Abstract P063: Long-term Efficacy Of Atomoxetine For The Treatment Of Symptomatic Neurogenic Orthostatic Hypotension

Abstract

Patients with neurogenic orthostatic hypotension (NOH) are at risk for syncope, falls and have poor quality of life. Only two drugs (midodrine, droxidopa) are FDA-approved for the treatment of NOH. We previously reported that atomoxetine, a norepinephrine transporter inhibitor, acutely improved upright blood pressure and symptoms in NOH, mostly in multiple system atrophy (MSA) patients. However, the long-term efficacy of atomoxetine for the treatment of NOH is unknown. We hypothesize chronic treatment with atomoxetine improves pre-syncopal symptoms in NOH We conducted multicenter, randomized, double-blind, placebo-controlled, 2X2 crossover design with initial atomoxetine dose-titration phase. NOH patients were randomized to two, 4-week treatment sequence (period 1: atomoxetine (10 or 18 mg TID) followed by placebo) or vice versa (period 2). The primary outcome was a reduction in pre-syncopal symptoms using the orthostatic hypotension questionnaire (OHQ) composite score, calculated from the OH symptoms Assessment (OHSA) and the OH Daily Activity Scale (OHDAS). Secondary endpoints were orthostatic vital signs. We screened 68 patients, 48 were enrolled in the dose-titration and 40 were randomized (68 ± 8 yo, %60 males, BMI 26.2 ± 4.8 kg/m 2 ). We found no difference in the OHQ score between atomoxetine and placebo at 2-week (4.8±2.4 vs 4.5±2.1, P=0.73).

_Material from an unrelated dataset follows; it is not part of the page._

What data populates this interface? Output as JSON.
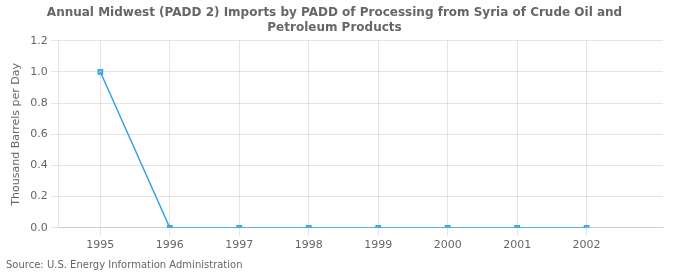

Sub-analyses between MSA and non-MSA patients showed significant decline in OHSA with atomoxetine (2.6±1.8 vs 3.6±1.8, p=0.03) in non-MSA patients, specifically in vision disturbance (p=0.04) and in weakness (p=0.03). At 4-week, atomoxetine effect on upright SBP persisted (3.4±20.61 vs. -5.5±14.82 mm Hg, p=0.037). Atomoxetine was well-tolerated. Even though we found no significant reduction in OHQ with atomoxetine. Sub-analyses based on diagnosis, found that non-MSA patients had a significant improvement in OHSA. Atomoxetine effect on upright SBP persisted after 4-week treatment suggesting no tachyphylaxis.